Zee seeks timing on Sony contract as two directors are voted out

Zee seeks timing on Sony contract as two directors are voted out

Zee Entertainment Enterprises Ltd has requested additional time from Sony Pictures Networks India to complete their $10 billion merger despite experiencing growing dissatisfaction among investors as the nation’s largest publicly traded entertainment company. Last week, the AGM rejected the reappointment of two independent directors, while a third director withdrew his bid.

Zee should have included information in its communication to the stock markets on Sunday, including the reason for requesting an extension. It is also still being determined whether Sony will accept this request from the company created by Subhash Chandra.
On Saturday, Zee notified the stock markets that two resolutions to reappoint independent directors Vivek Mehra and Sasha Mirchandani were unsuccessful as they needed to receive consent from 75% of shareholders, which is required for extraordinary resolutions. The reappointment of Adesh Kumar Gupta, another independent director, was unsuccessful as he withdrew his bid on 13 December, three days before the AGM, due to personal reasons.

Around 52% of shareholders voted against Mehra’s reappointment, while approximately 29% voted against Mirchandani’s. This follows investors’ rejection in July of the reappointment of another independent director, Alicia Yi, a partner at the executive search firm Korn Ferry.

Notably, the voting result comes when the completion of the merger between Zee and Sony will likely be delayed beyond 21 December.
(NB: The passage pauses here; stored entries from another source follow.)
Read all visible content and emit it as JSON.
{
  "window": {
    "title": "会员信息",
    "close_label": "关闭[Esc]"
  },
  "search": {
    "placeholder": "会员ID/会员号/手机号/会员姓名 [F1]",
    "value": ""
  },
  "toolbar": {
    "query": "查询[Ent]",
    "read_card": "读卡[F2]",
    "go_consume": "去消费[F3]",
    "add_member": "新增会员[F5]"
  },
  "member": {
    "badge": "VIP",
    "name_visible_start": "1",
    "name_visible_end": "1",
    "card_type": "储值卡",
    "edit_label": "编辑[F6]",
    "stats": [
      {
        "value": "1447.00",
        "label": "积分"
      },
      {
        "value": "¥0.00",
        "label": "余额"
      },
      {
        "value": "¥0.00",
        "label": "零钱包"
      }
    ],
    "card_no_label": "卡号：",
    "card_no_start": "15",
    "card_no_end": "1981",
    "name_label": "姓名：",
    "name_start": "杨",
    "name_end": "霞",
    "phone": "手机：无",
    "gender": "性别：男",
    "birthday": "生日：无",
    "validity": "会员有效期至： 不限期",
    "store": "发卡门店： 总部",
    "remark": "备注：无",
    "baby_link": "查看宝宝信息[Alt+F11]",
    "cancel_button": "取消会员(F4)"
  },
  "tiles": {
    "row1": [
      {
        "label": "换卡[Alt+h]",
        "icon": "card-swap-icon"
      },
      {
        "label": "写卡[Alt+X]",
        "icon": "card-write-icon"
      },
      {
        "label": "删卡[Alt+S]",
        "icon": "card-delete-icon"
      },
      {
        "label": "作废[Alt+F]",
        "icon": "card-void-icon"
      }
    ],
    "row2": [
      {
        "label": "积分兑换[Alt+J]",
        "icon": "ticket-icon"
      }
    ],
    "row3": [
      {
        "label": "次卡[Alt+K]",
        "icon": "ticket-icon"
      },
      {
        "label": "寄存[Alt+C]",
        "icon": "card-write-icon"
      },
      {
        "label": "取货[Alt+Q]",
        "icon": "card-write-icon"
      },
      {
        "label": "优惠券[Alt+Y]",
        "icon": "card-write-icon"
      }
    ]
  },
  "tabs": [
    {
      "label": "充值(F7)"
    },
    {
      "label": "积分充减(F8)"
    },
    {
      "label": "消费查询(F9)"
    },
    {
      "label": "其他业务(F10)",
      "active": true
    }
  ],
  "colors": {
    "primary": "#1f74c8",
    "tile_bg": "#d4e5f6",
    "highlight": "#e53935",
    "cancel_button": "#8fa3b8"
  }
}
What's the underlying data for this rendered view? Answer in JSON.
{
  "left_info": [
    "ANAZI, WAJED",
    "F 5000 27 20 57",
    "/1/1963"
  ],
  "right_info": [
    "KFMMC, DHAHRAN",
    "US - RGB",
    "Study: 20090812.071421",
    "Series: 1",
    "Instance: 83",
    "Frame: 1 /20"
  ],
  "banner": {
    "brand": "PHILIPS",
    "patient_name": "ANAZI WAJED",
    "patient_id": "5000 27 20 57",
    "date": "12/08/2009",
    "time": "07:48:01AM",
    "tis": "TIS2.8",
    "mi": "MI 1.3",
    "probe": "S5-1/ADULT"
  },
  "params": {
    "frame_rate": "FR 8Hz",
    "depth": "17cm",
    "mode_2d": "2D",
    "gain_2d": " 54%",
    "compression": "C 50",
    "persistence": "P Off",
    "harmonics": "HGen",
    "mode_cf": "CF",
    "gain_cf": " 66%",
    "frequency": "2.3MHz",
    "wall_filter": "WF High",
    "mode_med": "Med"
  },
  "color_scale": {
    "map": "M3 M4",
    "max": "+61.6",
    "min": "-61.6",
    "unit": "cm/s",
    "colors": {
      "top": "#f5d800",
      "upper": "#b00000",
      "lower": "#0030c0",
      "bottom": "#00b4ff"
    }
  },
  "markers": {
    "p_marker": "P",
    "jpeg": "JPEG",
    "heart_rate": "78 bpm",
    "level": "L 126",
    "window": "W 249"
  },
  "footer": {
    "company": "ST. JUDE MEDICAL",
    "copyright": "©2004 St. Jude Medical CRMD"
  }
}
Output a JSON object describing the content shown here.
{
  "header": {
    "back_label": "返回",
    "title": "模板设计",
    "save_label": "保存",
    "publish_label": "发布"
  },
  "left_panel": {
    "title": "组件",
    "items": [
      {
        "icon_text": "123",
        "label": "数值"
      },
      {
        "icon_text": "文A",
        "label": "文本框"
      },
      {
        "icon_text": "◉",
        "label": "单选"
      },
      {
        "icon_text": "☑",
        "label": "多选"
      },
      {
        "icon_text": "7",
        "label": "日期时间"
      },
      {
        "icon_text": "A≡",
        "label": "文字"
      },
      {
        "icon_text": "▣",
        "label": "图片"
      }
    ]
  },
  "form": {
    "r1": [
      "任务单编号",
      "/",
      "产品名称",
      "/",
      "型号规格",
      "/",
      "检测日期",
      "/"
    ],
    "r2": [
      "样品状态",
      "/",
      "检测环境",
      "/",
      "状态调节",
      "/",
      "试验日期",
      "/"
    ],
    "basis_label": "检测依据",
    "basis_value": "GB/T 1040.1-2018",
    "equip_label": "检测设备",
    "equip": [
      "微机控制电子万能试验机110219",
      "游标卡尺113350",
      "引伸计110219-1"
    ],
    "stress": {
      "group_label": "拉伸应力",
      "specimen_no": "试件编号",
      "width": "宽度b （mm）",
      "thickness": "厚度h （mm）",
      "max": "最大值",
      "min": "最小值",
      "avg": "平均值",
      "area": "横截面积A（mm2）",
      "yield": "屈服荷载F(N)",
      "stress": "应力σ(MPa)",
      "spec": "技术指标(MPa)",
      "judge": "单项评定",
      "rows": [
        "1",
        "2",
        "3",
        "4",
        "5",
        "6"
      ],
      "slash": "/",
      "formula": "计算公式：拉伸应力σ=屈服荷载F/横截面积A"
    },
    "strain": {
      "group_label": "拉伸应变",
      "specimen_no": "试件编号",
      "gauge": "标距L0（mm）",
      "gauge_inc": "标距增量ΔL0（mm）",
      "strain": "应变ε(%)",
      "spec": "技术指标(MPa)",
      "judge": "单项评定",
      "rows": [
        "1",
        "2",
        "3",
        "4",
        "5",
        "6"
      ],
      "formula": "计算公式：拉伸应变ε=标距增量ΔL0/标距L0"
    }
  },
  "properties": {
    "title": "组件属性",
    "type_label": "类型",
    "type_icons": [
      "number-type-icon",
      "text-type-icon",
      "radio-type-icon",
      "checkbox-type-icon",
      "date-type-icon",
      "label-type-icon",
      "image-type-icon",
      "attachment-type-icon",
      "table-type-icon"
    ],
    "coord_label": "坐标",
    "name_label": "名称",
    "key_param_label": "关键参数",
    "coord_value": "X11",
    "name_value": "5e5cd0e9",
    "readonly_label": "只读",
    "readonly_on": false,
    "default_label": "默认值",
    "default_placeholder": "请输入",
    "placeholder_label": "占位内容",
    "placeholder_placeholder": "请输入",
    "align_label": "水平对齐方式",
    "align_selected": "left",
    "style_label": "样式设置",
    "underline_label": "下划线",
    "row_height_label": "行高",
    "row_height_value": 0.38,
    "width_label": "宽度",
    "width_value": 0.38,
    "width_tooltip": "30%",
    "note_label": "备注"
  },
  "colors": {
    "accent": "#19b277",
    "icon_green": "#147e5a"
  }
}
The leader of a proxy consulting company stated that the voting indicates the apprehension of minority shareholders regarding the merger’s success. “Investors likely think that the merger might not happen and do not want the current board members to remain in charge of standalone Zee, as they believe the board members have not completed the merger,” the executive added anonymously.

Several prominent overseas institutional investors, who collectively possess one-third of Zee, voted against the resolutions. On the other hand, the promoters only possess a 3.99% share in the corporation.The City of New York Group Trust, which owns 1.3% of Zee, opposed the reappointment of Mehra, as per records accessed by Mint. Legal and General Investment Management (LGIM), the largest fund manager in the UK, also voted against Mehra’s nomination. “LGIM reasoned that a vote against is applied when they expect a CEO/CFO/FD or a non-executive director not to have excessive external roles, to ensure their ability to perform their duties effectively,” explained LGIM.

Mehra is an accountant with professional certification and previous experience as a partner and executive director at PricewaterhouseCoopers Pvt. Ltd is on the board of seven publicly traded firms and a real estate investment trust.

The California Public Employees’ Retirement System (CalPERS), which manages around $500 billion in assets, likewise declined Mehra’s nomination. APG Asset Management, a Dutch company that oversees around $600 billion in assets, opposed the reappointment of both Mehra and Mirchandani.

Two proxy advice firms, namely Institutional Investor Advice Services (IiAS) and Stakeholders Empowerment Services, have suggested voting against the reappointment of Mehra.

IiAS also advised shareholders against granting a second term to Mirchandani.

IiAS observed that Mirchandani, as a member of the nomination and remuneration committee, increased Zee’s and managing director Punit Goenka’s remuneration. Goenka’s remuneration rose from 13.2 crore in FY21 to 41.1 crore in FY22, surpassing the company’s 21% profit growth. The report also mentioned that Goenka’s remuneration of ₹35 crore in FY23 was significant, representing 2% of the profit before unusual items.

The entire Zee board will be refreshed following the merger with Sony, with control transferring to Sony. “A completely different group of directors will be appointed,” stated Shriram Subramanian, the founder and managing director of InGovern Research Services, a proxy advisory firm based in Bengaluru. Subramanian had no concerns with the reappointment of the two directors.

At Dish TV India Ltd, the company owned by Chandra’s younger brother Jawahar Goyal, nine directors have been removed by investors since Yes Bank initiated an investor rebellion in September 2021.

This indicates that shareholders of firms owned by Chandra have rejected the candidatures of twelve directors over the past thirty months. Now, three formerly independent directors have decided to step down from their positions on Zee’s board. Apart from Gupta (last week), Ashok Kurien and Manish Chokhani resigned the day before the AGM in September 2021.

Zee’s board, excluding founder Chandra, has selected Venakata Ramana Murthy Pinisetti, Uttam Agarwal, and Shishir Desai as independent directors.